The coffee table was spread over with empty ice-cube trays and a full gallon jug of distilled water and an empty half-gallon jug of Gordon’s gin and a ripped-out page from a book called The Art of Happiness. Reva had given it to me for my birthday a few years earlier, saying I’d “get a lot out of the Dalai Lama. He’s really insightful.” I’d never read the book. On the torn-out page, a single line had been underlined in blue ballpoint pen: “It didn’t happen overnight,” it read. I deduced that I’d been crushing Xanax with the handle of a butcher knife and snorting it with a rolled-up flyer for an open mic night at a club on Hester Street called Portnoy’s Porthole. I’d never heard of it. A few dozen Polaroids splattered between my videotapes and empty cases proved that my blackout activities had not gone undocumented, although I didn’t see my camera anywhere.

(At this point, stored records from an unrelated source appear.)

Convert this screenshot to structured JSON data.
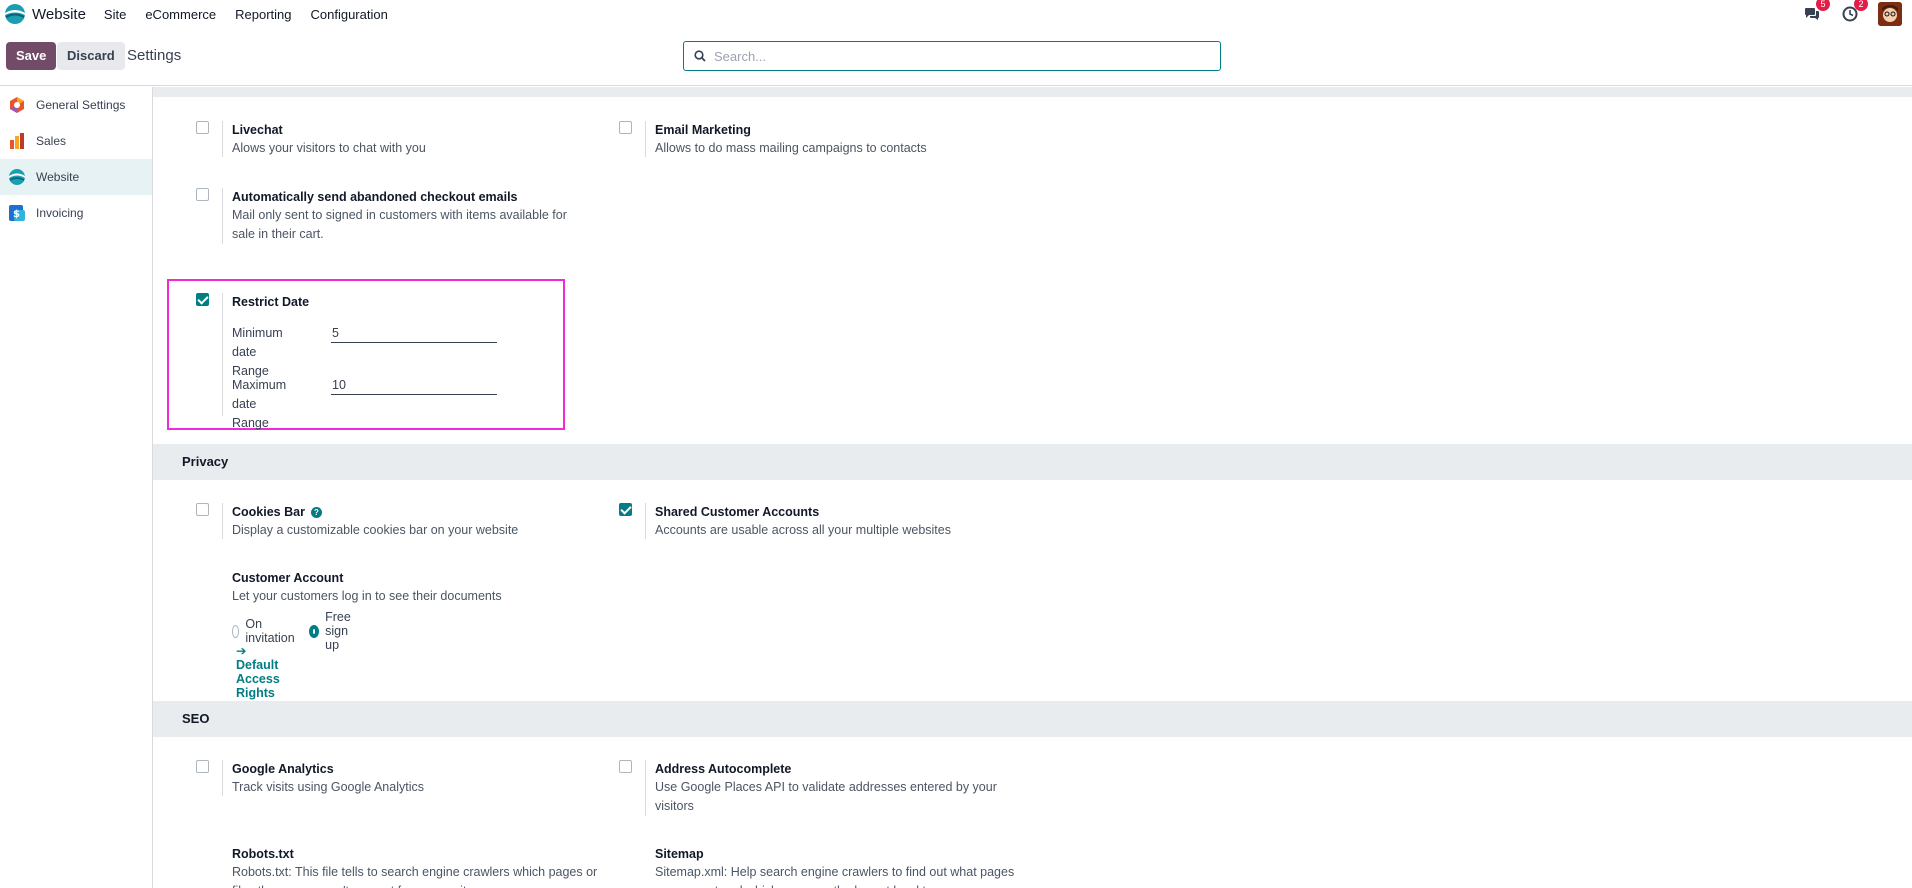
{
  "topnav": {
    "brand": "Website",
    "menu": [
      "Site",
      "eCommerce",
      "Reporting",
      "Configuration"
    ],
    "chat_badge": "5",
    "activity_badge": "2"
  },
  "controlbar": {
    "save_label": "Save",
    "discard_label": "Discard",
    "breadcrumb": "Settings",
    "search_placeholder": "Search..."
  },
  "sidebar": {
    "items": [
      {
        "label": "General Settings",
        "icon": "general-settings-icon"
      },
      {
        "label": "Sales",
        "icon": "sales-icon"
      },
      {
        "label": "Website",
        "icon": "website-icon",
        "active": true
      },
      {
        "label": "Invoicing",
        "icon": "invoicing-icon"
      }
    ]
  },
  "settings": {
    "livechat": {
      "title": "Livechat",
      "desc": "Alows your visitors to chat with you",
      "checked": false
    },
    "email_marketing": {
      "title": "Email Marketing",
      "desc": "Allows to do mass mailing campaigns to contacts",
      "checked": false
    },
    "abandoned": {
      "title": "Automatically send abandoned checkout emails",
      "desc": "Mail only sent to signed in customers with items available for sale in their cart.",
      "checked": false
    },
    "restrict_date": {
      "title": "Restrict Date",
      "checked": true,
      "min_label_1": "Minimum",
      "min_label_2": "date Range",
      "min_value": "5",
      "max_label_1": "Maximum",
      "max_label_2": "date Range",
      "max_value": "10"
    }
  },
  "privacy": {
    "heading": "Privacy",
    "cookies_bar": {
      "title": "Cookies Bar",
      "desc": "Display a customizable cookies bar on your website",
      "checked": false
    },
    "shared_accounts": {
      "title": "Shared Customer Accounts",
      "desc": "Accounts are usable across all your multiple websites",
      "checked": true
    },
    "customer_account": {
      "title": "Customer Account",
      "desc": "Let your customers log in to see their documents",
      "option_invitation": "On invitation",
      "option_signup": "Free sign up",
      "selected": "Free sign up",
      "link": "Default Access Rights"
    }
  },
  "seo": {
    "heading": "SEO",
    "google_analytics": {
      "title": "Google Analytics",
      "desc": "Track visits using Google Analytics",
      "checked": false
    },
    "address_autocomplete": {
      "title": "Address Autocomplete",
      "desc": "Use Google Places API to validate addresses entered by your visitors",
      "checked": false
    },
    "robots": {
      "title": "Robots.txt",
      "desc": "Robots.txt: This file tells to search engine crawlers which pages or files they can or can't request from your site."
    },
    "sitemap": {
      "title": "Sitemap",
      "desc": "Sitemap.xml: Help search engine crawlers to find out what pages are present and which ones are the lowest level to"
    }
  },
  "colors": {
    "brand": "#714B67",
    "accent": "#017e84",
    "badge": "#e11d48",
    "highlight": "#ee2bd6"
  }
}
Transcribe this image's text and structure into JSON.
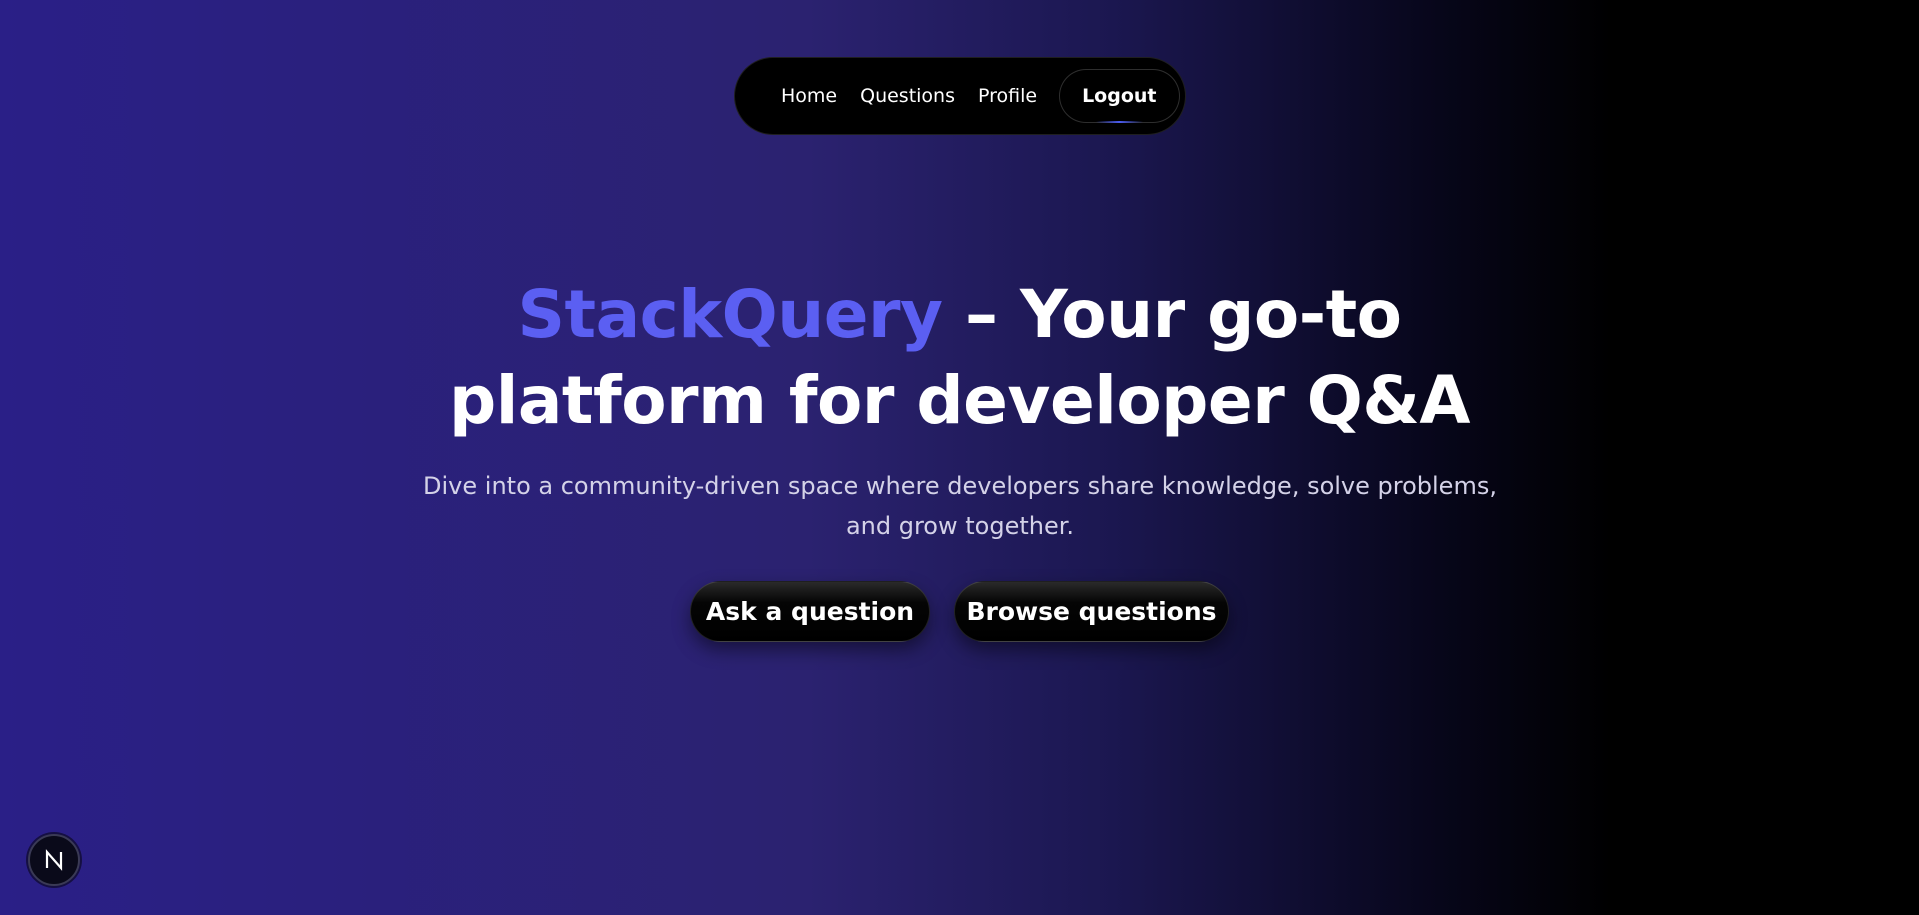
{
  "nav": {
    "items": [
      {
        "label": "Home"
      },
      {
        "label": "Questions"
      },
      {
        "label": "Profile"
      }
    ],
    "logout_label": "Logout"
  },
  "hero": {
    "brand": "StackQuery",
    "title_line1_rest": " – Your go-to",
    "title_line2": "platform for developer Q&A",
    "subtitle": "Dive into a community-driven space where developers share knowledge, solve problems, and grow together.",
    "ask_label": "Ask a question",
    "browse_label": "Browse questions"
  },
  "badge": {
    "icon": "next-n-icon"
  },
  "colors": {
    "brand": "#5b5ff2",
    "background_left": "#2a1f87",
    "background_right": "#000000"
  }
}
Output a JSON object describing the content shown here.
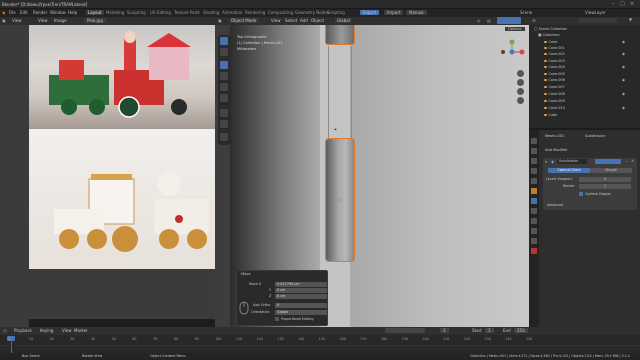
{
  "window": {
    "title": "Blender* [D:\\Kewu\\Урок\\Tren\\TRAIN.blend]"
  },
  "menu": {
    "items": [
      "File",
      "Edit",
      "Render",
      "Window",
      "Help"
    ]
  },
  "workspaces": [
    "Layout",
    "Modeling",
    "Sculpting",
    "UV Editing",
    "Texture Paint",
    "Shading",
    "Animation",
    "Rendering",
    "Compositing",
    "Geometry Nodes",
    "Scripting"
  ],
  "active_workspace": "Layout",
  "scene": {
    "label": "Scene",
    "view_layer": "ViewLayer"
  },
  "image_editor": {
    "menu": [
      "View",
      "View",
      "Image"
    ],
    "image_name": "Pink.jpg"
  },
  "viewport": {
    "mode": "Object Mode",
    "menus": [
      "View",
      "Select",
      "Add",
      "Object"
    ],
    "orientation": "Global",
    "overlay_lines": [
      "Top Orthographic",
      "(1) Collection | Meshs.001",
      "Millimeters"
    ],
    "options_label": "Options"
  },
  "header_buttons": [
    "Export",
    "Import",
    "Manual"
  ],
  "operator_panel": {
    "title": "Move",
    "rows": [
      {
        "label": "Move X",
        "value": "0.517794 cm"
      },
      {
        "label": "Y",
        "value": "0 cm"
      },
      {
        "label": "Z",
        "value": "0 cm"
      }
    ],
    "axis_ortho_label": "Axis Ortho",
    "axis_ortho_value": "X",
    "orientation_label": "Orientation",
    "orientation_value": "Global",
    "proportional_label": "Proportional Editing"
  },
  "outliner": {
    "root": "Scene Collection",
    "collection": "Collection",
    "items": [
      "Cone",
      "Cone.001",
      "Cone.002",
      "Cone.003",
      "Cone.004",
      "Cone.005",
      "Cone.006",
      "Cone.007",
      "Cone.008",
      "Cone.009",
      "Cone.010",
      "Cube"
    ]
  },
  "properties": {
    "object_name": "Meshs.001",
    "modifier_type": "Subdivision",
    "add_modifier": "Add Modifier",
    "modifier_name": "Subdivision",
    "tabs": [
      "Catmull-Clark",
      "Simple"
    ],
    "levels_viewport_label": "Levels Viewport",
    "levels_viewport_value": "2",
    "render_label": "Render",
    "render_value": "2",
    "optimal_display": "Optimal Display",
    "advanced": "Advanced"
  },
  "timeline": {
    "menus": [
      "Playback",
      "Keying",
      "View",
      "Marker"
    ],
    "current_frame": "1",
    "start_label": "Start",
    "start_value": "1",
    "end_label": "End",
    "end_value": "250",
    "ticks": [
      "0",
      "10",
      "20",
      "30",
      "40",
      "50",
      "60",
      "70",
      "80",
      "90",
      "100",
      "110",
      "120",
      "130",
      "140",
      "150",
      "160",
      "170",
      "180",
      "190",
      "200",
      "210",
      "220",
      "230",
      "240",
      "250"
    ]
  },
  "status_bar": {
    "left": [
      "Box Select",
      "Rotate View",
      "Object Context Menu"
    ],
    "right": "Collection | Meshs.001 | Verts:4,571 | Faces:4,560 | Tris:9,120 | Objects:1/24 | Mem: 29.4 MiB | 3.2.0"
  },
  "colors": {
    "accent": "#4772b3",
    "selection": "#e07a2a",
    "object": "#e79e3e"
  }
}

The photos were of pretty party people—young strangers making sultry, self-serious faces. Girls in dark lipstick, boys with red pupils, some caught unawares by the loud white flash of my camera, others posing fashionably or simply raising an eyebrow or faking wide smiles. Some photos appeared to have been taken on a downtown street at night, others in a dark, low-ceilinged interior with Day-Glo fake graffiti on the walls. I didn’t recognize anybody in the photos. In one, a group of six clubgoers huddled together, each holding up a middle finger. In another, a skinny redhead flashed her breasts, revealing lavender pasties. A chubby black boy in a fedora and tuxedo T-shirt blew smoke rings. Male twins dressed as heroin-thin Elvises in slouchy gold lamé suits high-fived in front of a Basquiat rip-off. There was a girl holding a rat on a leash hooked to the bicycle chain she wore around her neck. A close-up shot showed someone’s pale pink tongue, split to look like a snake’s and pierced on both forks with big diamond studs. There was a series of snapshots taken in what I guessed was the line for the toilet. The whole place looked like some arty rave.